なんとなく、最初から花束贈呈には違和感がありました。
もちろんお礼を親にすることは、とっても良いことだと思うけど、別に皆の前ですることもないしなぁ。それに、本当に私が親に心から気持ちを込めてお礼をするのなら、花束は選ばないかなぁ。
花束って、どちらかというと、もっと普段ぽいっていうか、とっても日常的なもので(もちろん小さい花束だけど)、なんとなく私の中では特別な意味があまりもてない・・・それにうちのママさんの好みは、大きな華やかなお花というより、小さくてもがんばって咲いているお花が好きなので、なんか花束贈呈はしっくりこない。
それに、花束贈呈て、ちょっと照れくさいし・・・・・

と、色々考えたけれど、もしかしたら親のほうが期待しているかもしれない ! 当日準主役の親にまったくスポットライトが当たらないのは悪いし、自慢の親を紹介したい。それに演出として、色々オリジナリティは出したつもりだけど、“The定番”の演出もしたほうが、ゲストの方も一息つけるというか、お決まりの時間にお決まりのことをするのは、逆に安心感みたいなのが持てるかもしれない。
というわけで、花束ではなく記念品贈呈をすることに決めました。

さぁ、なにを渡そうか??気持ちがこもったもの、普段渡せない特別なもの・・・・・私たちに一体何ができるかな????
私の母の好みは知っているので色々思いつくけれど、彼のご両親の分はまったく見当がつかない。

彼のご両親に会っていつも感じることは、本当に息子を愛しているだなぁってこと。そして、彼の家に行って一番に目につくのが、リビングに飾っている彼が小さい頃書いた油絵。立派な額に納められていて、これは宝物なんだろうなぁ、きっと20年近くずっとここに置いていて、これから先もずっと置くだろうなって思って見てました。

どうだろう、親に彼の書いた絵をあげるっているのは・・・・きっときっと喜んでくれると思うし、今までの感謝の気持ちが表せると思うんだけど・・・私の親もちょうど玄関に飾る絵を探していたことだし、ここで彼に2枚分の才能を見せてもらいましょうか。

さっそく、彼に提案すると、いまいち浮かない顔。 本音、手間がかかるのは否めない。でも、私の思いは分ったみたい。浮かない顔はかわらなかったけど、絵を書くことでOKしてくれました。
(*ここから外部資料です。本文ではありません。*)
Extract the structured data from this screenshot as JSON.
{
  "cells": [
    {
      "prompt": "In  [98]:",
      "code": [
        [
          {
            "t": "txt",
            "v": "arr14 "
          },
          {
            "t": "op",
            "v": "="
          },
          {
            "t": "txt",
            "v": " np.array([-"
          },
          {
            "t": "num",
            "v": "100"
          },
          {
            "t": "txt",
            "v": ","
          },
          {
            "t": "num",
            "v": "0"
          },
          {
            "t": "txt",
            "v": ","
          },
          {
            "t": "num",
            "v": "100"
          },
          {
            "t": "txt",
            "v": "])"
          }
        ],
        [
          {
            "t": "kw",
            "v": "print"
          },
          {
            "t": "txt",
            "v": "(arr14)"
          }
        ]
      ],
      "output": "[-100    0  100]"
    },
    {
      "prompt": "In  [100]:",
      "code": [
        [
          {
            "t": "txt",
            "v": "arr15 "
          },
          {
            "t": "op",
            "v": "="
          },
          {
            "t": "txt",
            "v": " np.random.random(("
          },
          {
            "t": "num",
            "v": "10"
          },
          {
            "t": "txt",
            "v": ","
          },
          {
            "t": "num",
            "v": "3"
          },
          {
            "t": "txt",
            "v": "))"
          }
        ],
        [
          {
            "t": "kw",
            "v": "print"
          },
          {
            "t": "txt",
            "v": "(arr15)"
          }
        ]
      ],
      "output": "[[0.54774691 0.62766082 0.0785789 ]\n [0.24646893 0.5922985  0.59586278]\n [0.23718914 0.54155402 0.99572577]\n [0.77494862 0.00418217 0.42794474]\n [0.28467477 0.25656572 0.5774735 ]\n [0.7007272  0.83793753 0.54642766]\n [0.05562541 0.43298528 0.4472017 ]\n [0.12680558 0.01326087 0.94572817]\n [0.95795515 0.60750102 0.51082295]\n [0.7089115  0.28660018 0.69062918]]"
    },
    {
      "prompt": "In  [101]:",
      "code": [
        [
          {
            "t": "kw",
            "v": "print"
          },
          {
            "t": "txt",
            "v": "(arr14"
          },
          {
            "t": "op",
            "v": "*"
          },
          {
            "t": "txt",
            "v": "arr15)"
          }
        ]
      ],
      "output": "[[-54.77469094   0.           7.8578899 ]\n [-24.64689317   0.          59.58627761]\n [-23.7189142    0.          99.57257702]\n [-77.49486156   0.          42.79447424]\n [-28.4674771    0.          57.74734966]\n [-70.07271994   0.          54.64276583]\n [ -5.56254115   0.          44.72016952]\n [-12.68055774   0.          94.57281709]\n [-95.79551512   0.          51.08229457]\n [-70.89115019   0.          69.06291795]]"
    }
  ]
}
ところが、ところが、いつまでたっても準備する気配がない。心配になった私が、尋ねると、「こういうのは集中力だ! 気がのらないと書けない」って。確かにそうだけど、絵の道具すら準備してないんだもん。気がのって「書きたい」っと思った時に、書き始めることができないじゃん!!
も〜不安も不安。

やっぱり不安的中。ある日、また尋ねると、「2枚は無理だから1枚にしてくれ」って何それ!!書けないのは仕様が無い。だけど、早く言ってよ〜。私が言わなかったらどうするつもりだったのよ〜。

絵を書く以外で、心がこもったもの・・・・・
私ができることと言ったら、ハワイアンキルト。
だけど、私の母も一緒に習っていることだし、そんな母にキルトをあげるのはちょっとつまらない。どうしよう・・・・

そこで、決まったのが、彼の絵を私の家へ、私のキルトを彼の家へ。なんか最初の意図とは違ってきちゃったけど・・・・幸いなのは、彼のお母さんも、キルトに興味があって、自己流でキルトの経験があったこと。それなら、ハワイアンキルトでも、その良さが分ってくれるかな?
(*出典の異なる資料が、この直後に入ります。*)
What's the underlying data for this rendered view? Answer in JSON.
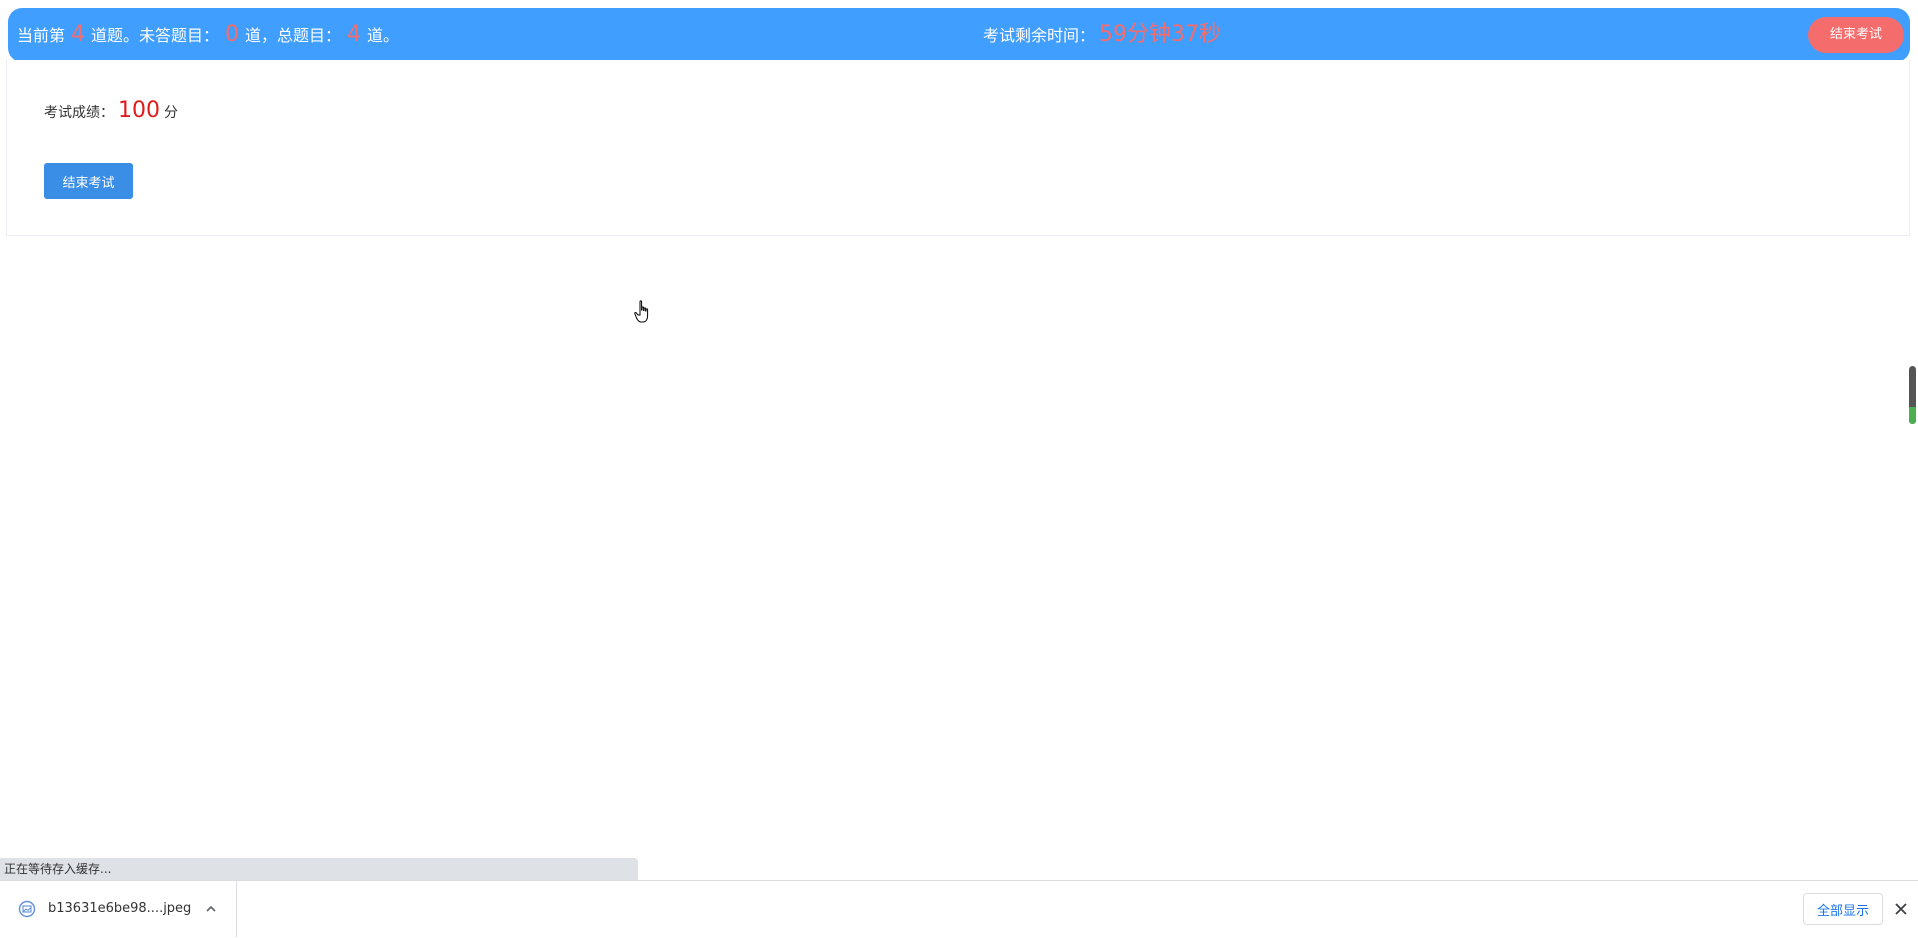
{
  "topbar": {
    "current_prefix": "当前第",
    "current_num": "4",
    "current_suffix": "道题。未答题目：",
    "unanswered_num": "0",
    "unanswered_suffix": "道，总题目：",
    "total_num": "4",
    "total_suffix": "道。",
    "timer_label": "考试剩余时间：",
    "timer_value": "59分钟37秒",
    "end_button_label": "结束考试",
    "bg_color": "#409eff",
    "accent_color": "#f56c6c"
  },
  "result": {
    "score_label": "考试成绩：",
    "score_value": "100",
    "score_unit": "分",
    "end_button_label": "结束考试"
  },
  "scrollbar": {
    "position_fraction": 0.3
  },
  "status": {
    "text": "正在等待存入缓存..."
  },
  "downloads": {
    "file_name": "b13631e6be98....jpeg",
    "show_all_label": "全部显示",
    "file_icon": "image-file-icon",
    "expand_icon": "chevron-up-icon",
    "close_icon": "close-icon"
  }
}
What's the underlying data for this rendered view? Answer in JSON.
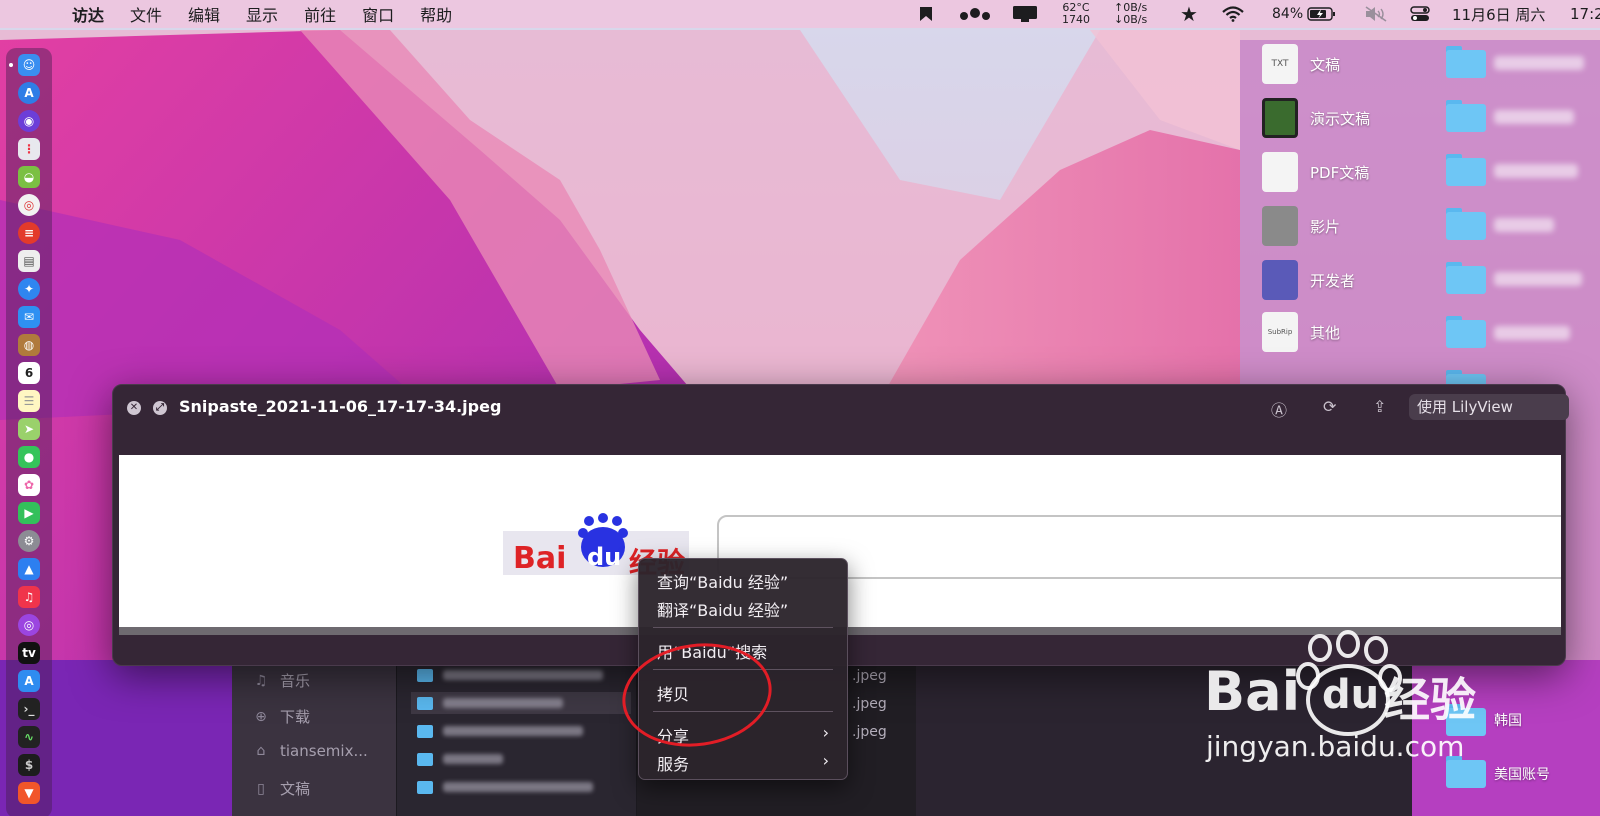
{
  "menubar": {
    "apple_glyph": "",
    "items": [
      "访达",
      "文件",
      "编辑",
      "显示",
      "前往",
      "窗口",
      "帮助"
    ],
    "temp": "62°C",
    "fan": "1740",
    "net_up": "↑0B/s",
    "net_down": "↓0B/s",
    "battery": "84%",
    "date": "11月6日 周六",
    "time": "17:2"
  },
  "desktop": {
    "stacks": [
      {
        "label": "文稿",
        "icon": "text-document-icon",
        "badge": "TXT"
      },
      {
        "label": "演示文稿",
        "icon": "presentation-icon",
        "badge": ""
      },
      {
        "label": "PDF文稿",
        "icon": "pdf-document-icon",
        "badge": ""
      },
      {
        "label": "影片",
        "icon": "movie-icon",
        "badge": ""
      },
      {
        "label": "开发者",
        "icon": "developer-icon",
        "badge": ""
      },
      {
        "label": "其他",
        "icon": "subrip-file-icon",
        "badge": "SubRip"
      }
    ],
    "folders_bottom": [
      {
        "label": "韩国"
      },
      {
        "label": "美国账号"
      }
    ]
  },
  "finder": {
    "sidebar": [
      {
        "icon": "music-icon",
        "glyph": "♫",
        "label": "音乐"
      },
      {
        "icon": "download-icon",
        "glyph": "⊕",
        "label": "下载"
      },
      {
        "icon": "home-icon",
        "glyph": "⌂",
        "label": "tiansemix..."
      },
      {
        "icon": "document-icon",
        "glyph": "▯",
        "label": "文稿"
      }
    ],
    "jpeg_labels": [
      ".jpeg",
      ".jpeg",
      ".jpeg"
    ]
  },
  "quicklook": {
    "filename": "Snipaste_2021-11-06_17-17-34.jpeg",
    "close_glyph": "✕",
    "fullscreen_glyph": "⤢",
    "open_with": "使用 LilyView",
    "tools": {
      "markup": "Ⓐ",
      "rotate": "⟳",
      "share": "⇪"
    }
  },
  "context_menu": {
    "items": [
      {
        "label": "查询“Baidu 经验”",
        "submenu": false
      },
      {
        "label": "翻译“Baidu 经验”",
        "submenu": false
      },
      {
        "label": "用“Baidu”搜索",
        "submenu": false
      },
      {
        "label": "拷贝",
        "submenu": false
      },
      {
        "label": "分享",
        "submenu": true
      },
      {
        "label": "服务",
        "submenu": true
      }
    ],
    "arrow": "›"
  },
  "logo": {
    "bai": "Bai",
    "du": "du",
    "jingyan": "经验"
  },
  "watermark": {
    "bai": "Bai",
    "du": "du",
    "jingyan": "经验",
    "url": "jingyan.baidu.com"
  },
  "colors": {
    "accent_red": "#e21d26",
    "baidu_blue": "#2932e1",
    "folder_blue": "#6ec6f5"
  }
}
ハワイアンキルトって、1日・2日で出来るものではないし、決めたのは良いけれど、かなり焦る私。ここは気合を入れて作らなければ、間に合わない。何を作ろうかキルトの先生と相談して、好みで左右されない、あっても邪魔にならないクッションにしました。本当なら1つでも大変なとこだけど、ご両親2人で暮らしている家に1個じゃ意味が無い。なので、ここは腹をくくってお父さん・お母さんように2個作ることに決めました。
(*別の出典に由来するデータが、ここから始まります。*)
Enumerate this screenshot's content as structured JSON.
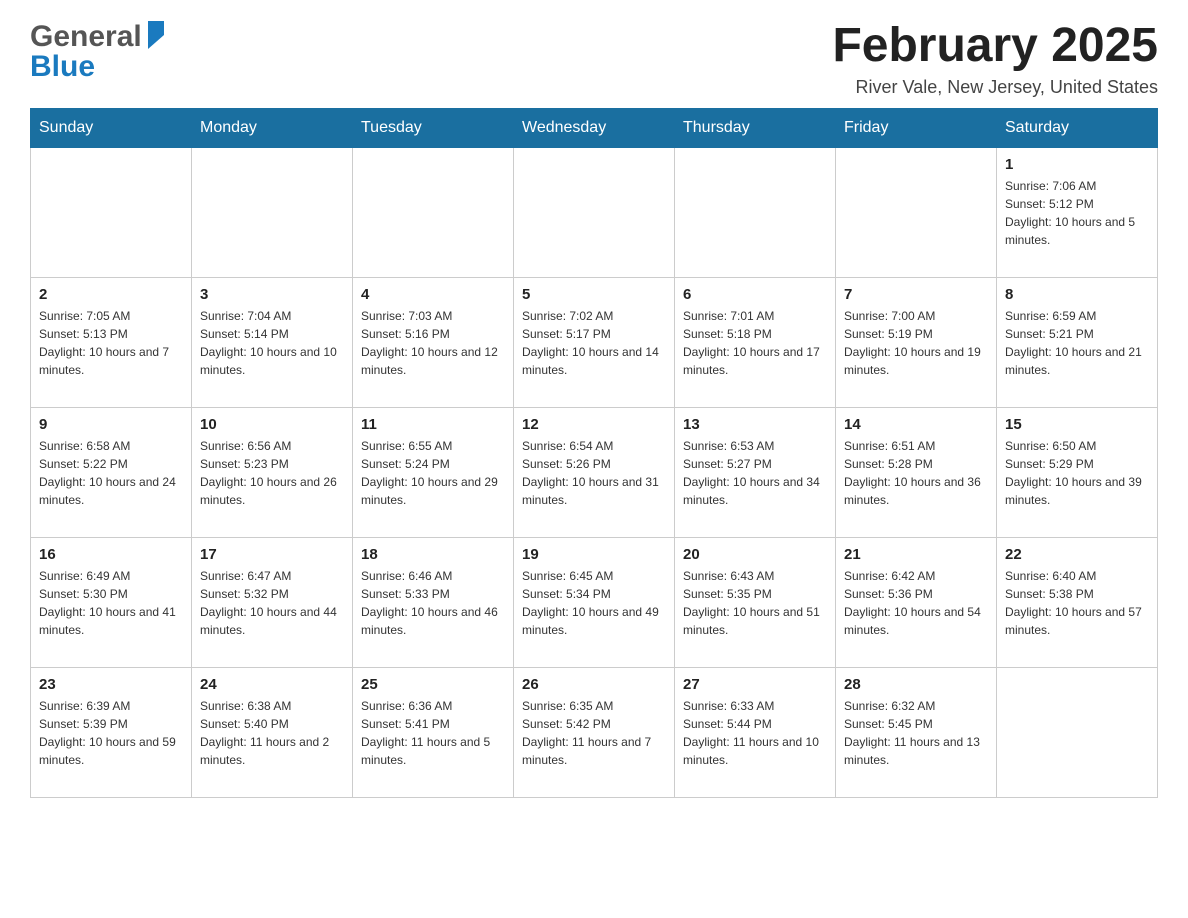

こんなに集中したことはないってぐらい、一目一目丁寧に丁寧に、本当に心をこめて作りました。作りながらも、本当は「彼の絵のほうが良い」なんて言われないかと不安に思いながら、だけど私と結婚することを許してくれたお礼と、これからお世話になるよろしくの意味をこめて、約1ヶ月半かけて仕上げました。

彼といったら、なんてことない、式の3週間前ぐらいに慌てて用意を始めて、3日ぐらいで書き終わってました。それでも、書くときは私も外に出させて一人で集中していましたけど・・・
出来上がりは、ちょっと感動・・・・・まさか3日で書いたとは思えない、繊細な絵です。
絶対、絶対お母さん喜ぶだろうなぁ。




当日は、恥ずかしそうにスポットライトを浴びていた親。ずっと恥ずかしがってうつむきががちだったけど、花束贈呈のところを手作りハワイアンキルトクッションと彼の書いた絵で驚いた表情でした。

記念品贈呈で、もっと感動的なシーンになるのかと思ったけれど、全然しんみりなんかしなくて、 私もお母さんに「これ彼が書いたんだよ。見てみて!!」なんて感じで渡しちゃったから、皆が笑顔。でも、これが私の理想の贈呈のシーンだったかも。照れることもないし、ましてや涙なんてないし。今までだって、これからだって、私たちはいつまでもお母さんの子供だし、いままでどおり、何にも変わりはないのだから。




母の家の玄関には、彼の書いた絵が置かれています。母の家に行くたびに、彼のこの才能をどうにか開花させてあげたいって思います。母も笑顔でそう言ってくれます。

彼の家にいったときは、服や他のものに埋もれているクッションを、むりやり掘り起こし、見える位置に置きかえて帰って来る私。 
いまだに、彼の絵をあげたかったなって思うこともあるけど、次にあげるプレゼントが1つ決まったと思って、彼が本当に書きたいなって思う日を待とうと思ってます。